I lost my father over five years ago. But with my father, I never got the chance to watch him slowly age in front of me. I never got to watch him retire and bum around the house, if he ever was going to do that. I never really got the chance to come to a slow realization that he wasn’t going to be around forever. I went out to dinner with him, said I loved him in the parking lot as we were leaving and that was the last time I ever saw him alive.
I got a phone call a few days later that he had suffered a severe head injury from falling off a ladder and was at Fletcher Allen.
He didn’t live past 48 hours of that phone call.
One thing you should know, my dad and I were best friends.
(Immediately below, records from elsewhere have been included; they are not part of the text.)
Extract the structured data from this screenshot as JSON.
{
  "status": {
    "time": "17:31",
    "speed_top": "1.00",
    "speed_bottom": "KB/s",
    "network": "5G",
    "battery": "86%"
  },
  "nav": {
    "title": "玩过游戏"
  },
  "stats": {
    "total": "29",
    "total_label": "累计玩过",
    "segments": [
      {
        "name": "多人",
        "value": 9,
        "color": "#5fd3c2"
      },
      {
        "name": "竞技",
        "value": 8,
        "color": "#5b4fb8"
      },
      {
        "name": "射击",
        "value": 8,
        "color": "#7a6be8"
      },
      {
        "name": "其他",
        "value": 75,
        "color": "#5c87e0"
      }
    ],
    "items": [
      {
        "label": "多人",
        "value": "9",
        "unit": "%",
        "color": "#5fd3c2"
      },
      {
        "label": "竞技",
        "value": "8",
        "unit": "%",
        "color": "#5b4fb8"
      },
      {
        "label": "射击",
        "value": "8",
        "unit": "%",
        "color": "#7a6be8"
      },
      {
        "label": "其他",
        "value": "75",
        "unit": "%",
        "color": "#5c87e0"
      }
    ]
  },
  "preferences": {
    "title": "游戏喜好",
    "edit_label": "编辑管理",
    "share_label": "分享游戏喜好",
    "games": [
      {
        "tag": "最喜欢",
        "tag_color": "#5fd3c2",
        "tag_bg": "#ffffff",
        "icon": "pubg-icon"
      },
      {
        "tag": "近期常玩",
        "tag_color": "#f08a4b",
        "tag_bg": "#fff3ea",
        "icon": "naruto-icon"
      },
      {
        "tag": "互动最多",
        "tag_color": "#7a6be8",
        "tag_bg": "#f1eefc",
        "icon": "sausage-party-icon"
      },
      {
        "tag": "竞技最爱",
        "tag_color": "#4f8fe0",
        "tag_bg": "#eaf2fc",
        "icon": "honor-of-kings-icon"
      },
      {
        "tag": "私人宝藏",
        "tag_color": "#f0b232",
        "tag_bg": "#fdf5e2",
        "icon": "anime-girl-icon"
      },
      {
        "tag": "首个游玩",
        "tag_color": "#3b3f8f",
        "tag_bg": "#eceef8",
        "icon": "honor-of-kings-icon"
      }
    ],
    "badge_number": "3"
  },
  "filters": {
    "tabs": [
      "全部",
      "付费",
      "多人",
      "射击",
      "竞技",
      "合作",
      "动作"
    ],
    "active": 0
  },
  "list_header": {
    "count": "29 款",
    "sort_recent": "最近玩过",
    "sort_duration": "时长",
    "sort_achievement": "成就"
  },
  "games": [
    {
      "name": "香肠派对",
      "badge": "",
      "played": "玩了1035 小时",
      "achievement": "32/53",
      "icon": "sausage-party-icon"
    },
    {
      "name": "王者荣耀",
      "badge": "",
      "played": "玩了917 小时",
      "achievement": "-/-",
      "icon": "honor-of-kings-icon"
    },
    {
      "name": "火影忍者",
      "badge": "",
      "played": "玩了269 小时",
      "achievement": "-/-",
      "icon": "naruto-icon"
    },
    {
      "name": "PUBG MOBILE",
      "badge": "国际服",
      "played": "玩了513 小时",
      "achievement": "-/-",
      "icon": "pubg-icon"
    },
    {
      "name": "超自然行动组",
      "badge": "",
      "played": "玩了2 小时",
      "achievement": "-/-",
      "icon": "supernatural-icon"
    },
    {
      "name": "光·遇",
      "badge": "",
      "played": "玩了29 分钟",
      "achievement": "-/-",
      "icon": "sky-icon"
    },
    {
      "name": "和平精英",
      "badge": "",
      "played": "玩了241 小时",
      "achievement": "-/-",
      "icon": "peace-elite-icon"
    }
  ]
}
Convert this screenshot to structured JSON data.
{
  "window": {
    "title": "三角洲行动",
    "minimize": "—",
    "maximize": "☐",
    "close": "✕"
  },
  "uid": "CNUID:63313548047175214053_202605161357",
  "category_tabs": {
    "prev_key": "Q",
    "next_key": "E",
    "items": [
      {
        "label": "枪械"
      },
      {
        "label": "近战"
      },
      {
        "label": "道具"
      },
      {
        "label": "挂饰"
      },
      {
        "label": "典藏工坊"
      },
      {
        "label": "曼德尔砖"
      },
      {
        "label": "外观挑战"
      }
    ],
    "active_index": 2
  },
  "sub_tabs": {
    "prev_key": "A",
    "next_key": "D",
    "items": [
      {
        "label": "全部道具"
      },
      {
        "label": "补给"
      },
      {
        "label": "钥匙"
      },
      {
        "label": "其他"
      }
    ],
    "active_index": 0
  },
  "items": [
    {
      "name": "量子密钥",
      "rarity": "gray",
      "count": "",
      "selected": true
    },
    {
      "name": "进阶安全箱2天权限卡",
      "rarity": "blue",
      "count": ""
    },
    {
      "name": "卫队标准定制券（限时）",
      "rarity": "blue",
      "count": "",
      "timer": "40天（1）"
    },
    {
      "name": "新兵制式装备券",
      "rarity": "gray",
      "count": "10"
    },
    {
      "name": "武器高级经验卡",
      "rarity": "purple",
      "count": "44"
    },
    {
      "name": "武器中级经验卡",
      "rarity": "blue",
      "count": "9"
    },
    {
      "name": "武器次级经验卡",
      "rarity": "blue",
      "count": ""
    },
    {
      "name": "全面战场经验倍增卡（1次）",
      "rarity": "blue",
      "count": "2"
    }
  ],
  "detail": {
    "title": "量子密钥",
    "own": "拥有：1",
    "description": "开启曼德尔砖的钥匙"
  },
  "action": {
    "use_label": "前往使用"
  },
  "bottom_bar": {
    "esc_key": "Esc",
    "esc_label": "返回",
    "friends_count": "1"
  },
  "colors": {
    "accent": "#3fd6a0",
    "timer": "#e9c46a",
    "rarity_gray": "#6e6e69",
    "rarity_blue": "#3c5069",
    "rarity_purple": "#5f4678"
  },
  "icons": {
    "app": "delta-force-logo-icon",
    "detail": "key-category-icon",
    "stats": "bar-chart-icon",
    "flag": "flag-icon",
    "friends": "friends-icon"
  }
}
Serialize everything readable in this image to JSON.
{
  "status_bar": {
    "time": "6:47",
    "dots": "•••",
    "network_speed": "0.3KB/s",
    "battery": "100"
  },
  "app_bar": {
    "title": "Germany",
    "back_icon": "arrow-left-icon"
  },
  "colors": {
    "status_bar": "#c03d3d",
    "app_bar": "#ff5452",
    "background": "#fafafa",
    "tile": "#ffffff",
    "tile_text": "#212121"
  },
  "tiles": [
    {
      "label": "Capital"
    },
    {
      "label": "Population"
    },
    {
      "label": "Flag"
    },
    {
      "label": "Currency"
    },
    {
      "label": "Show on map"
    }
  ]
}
We had a very unusual bond that involved the same sense of humor, interests and personality. Whenever we got together it was always a competition to see who could make the other one laugh harder. Now the competitions were over and it was the hardest thing I would ever have to go through, coming to terms with that, I still wonder if I really have.
Now I’m a mother. I have a son and a daughter on the way. My dad never got to meet his grandson or his granddaughter. There are so many days when I get mad about it. I get mad at the situation, the universe and yes, even him. I feel cheated and I feel my children were cheated out of their grandfather. I sit and think about what he would be doing with my son, what things he would be teaching him if he were here. And you know what? It’s just not fair that he’s not here to hug them or tell them that he loves them. But then I remember, my father is in me and I can give the gift of him to my children through pictures, stories and just being me.
We have a huge poster of the Marx Brothers up in our little dining area of our apartment and my father’s Groucho statue’s in a place of honor in our living room. His pictures are all over the walls and we play Bob Dylan and the Beatles constantly. I say the same lines from movies that he said and tell the same stale jokes. It’s not the same as having him here. It will never be. But this is something that every parent has to know how to do, to make their parents live again for their children.